Valencia, verano de 1999, 37 grados, 95% de humedad, nuevas palabras, otros olores, raros sabores y mi cuerpo sabe que aquí todo es extra...
Valencia, verano de 1999, 37 grados, 95% de humedad, nuevas palabras, otros olores, raros sabores y mi cuerpo sabe que aquí todo es extraño. Sin posibilidades de volver a mi circulo confortable, ahora nos toca andar en la incertidumbre de lo desconocido, hay que nacer desde la nada y el desafío parece esquizofrénico.
Comienzo largas caminatas intentando encontrar algo conocido y familiar. Pero aquí no hay manera, no hay historia, no hay amigos, no hay pasado, solo memoria. Tomar el control se hace imposible. No me importa, no se bien porque, pero hay algo que me atrae de todo esto. Empiezo a disfrutar el no ser nadie. Curiosa oportunidad de la vida, borrón y cuenta nueva, momento de descubrir quien eres. Para mi todo es virgen, cada calle, cada bar, cada peseta, cada instante y en cambio para ellos todo parece tan normal.
Empiezo a pensar que en Valencia no hay sorpresas, la paella y las naranjas siempre están buenas y parece que el sol que nunca se cansa y aunque las nubes vengan con rabia, él siempre les gana la batalla.

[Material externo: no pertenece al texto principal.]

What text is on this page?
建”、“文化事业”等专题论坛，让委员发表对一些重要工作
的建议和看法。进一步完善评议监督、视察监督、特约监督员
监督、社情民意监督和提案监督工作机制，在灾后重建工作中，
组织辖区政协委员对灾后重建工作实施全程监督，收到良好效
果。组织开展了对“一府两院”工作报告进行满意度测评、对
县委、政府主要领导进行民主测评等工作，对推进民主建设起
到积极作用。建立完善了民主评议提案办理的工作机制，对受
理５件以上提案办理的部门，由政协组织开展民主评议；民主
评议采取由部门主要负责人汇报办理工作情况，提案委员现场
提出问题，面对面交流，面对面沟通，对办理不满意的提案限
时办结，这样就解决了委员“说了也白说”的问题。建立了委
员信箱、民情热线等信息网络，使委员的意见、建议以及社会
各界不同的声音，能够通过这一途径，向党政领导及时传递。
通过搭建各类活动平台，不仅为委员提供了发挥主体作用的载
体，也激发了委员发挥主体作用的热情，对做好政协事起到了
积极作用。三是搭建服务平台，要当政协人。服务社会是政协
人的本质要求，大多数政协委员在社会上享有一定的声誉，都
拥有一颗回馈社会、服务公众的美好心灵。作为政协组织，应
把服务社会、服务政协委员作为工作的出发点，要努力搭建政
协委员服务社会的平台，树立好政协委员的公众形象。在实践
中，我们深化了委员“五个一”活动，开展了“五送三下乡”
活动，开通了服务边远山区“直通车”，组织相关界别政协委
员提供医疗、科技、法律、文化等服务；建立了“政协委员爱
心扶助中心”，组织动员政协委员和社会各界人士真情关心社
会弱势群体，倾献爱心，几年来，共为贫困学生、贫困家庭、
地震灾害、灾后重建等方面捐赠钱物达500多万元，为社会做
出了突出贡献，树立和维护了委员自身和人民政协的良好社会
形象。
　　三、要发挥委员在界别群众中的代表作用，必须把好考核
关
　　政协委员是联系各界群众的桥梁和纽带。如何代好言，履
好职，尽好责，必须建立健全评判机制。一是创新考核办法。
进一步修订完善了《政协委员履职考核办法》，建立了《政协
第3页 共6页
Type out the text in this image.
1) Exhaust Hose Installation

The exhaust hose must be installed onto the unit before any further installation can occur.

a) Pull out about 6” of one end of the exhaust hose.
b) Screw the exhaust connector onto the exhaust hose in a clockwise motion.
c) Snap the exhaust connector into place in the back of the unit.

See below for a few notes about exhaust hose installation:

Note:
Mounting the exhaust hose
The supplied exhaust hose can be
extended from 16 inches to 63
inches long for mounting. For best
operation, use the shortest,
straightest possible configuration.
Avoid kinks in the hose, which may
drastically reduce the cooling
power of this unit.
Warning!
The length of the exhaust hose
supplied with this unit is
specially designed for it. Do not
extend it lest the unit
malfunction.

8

Pero llega marzo y la normalidad se vuelve locura, por un mes el sol baja a la calle e incendia la ciudad.
El olor del buen café y el sabor del cruasán normalizan mi rutina, ahora mi cerebro inconsciente intuye que este lugar no es peligroso y mi neocortex opina que no está nada mal y entre ambos deciden dejarme disfrutar.
Me interno, me conecto, me descubro desde la mirada de ellos, los Valencianos, gente de la tierra, de arroz, naranja y caracoles. Amistosos, envidiosos y sociables, para ellos el whisky nunca se bebe en casa y siempre hay dinero para unas tapas. Bronceados eternamente de tanto mediterráneo, a todos los mayores les falta un trocito del dedo que lo perdieron en su mes de fuego y locura y a los niños los visten de adultos, en un intento de calmar tanta alegría desbordada a orillas del río Turia, pero claro, no lo consiguen, porque nada más llegar la primavera de la adolescencia empiezan una fiesta que termina bien entrados los cuarenta.
Y así, casi sin darme cuenta, un día dejaron de ser ellos y éramos nosotros y cuatro gotas de mi sangre se hicieron de arroz, naranja y caracoles y rompí la promesa que de niño me hicieron cantar frente a la bandera, de amar para siempre e incondicionalmente a una sola tierra.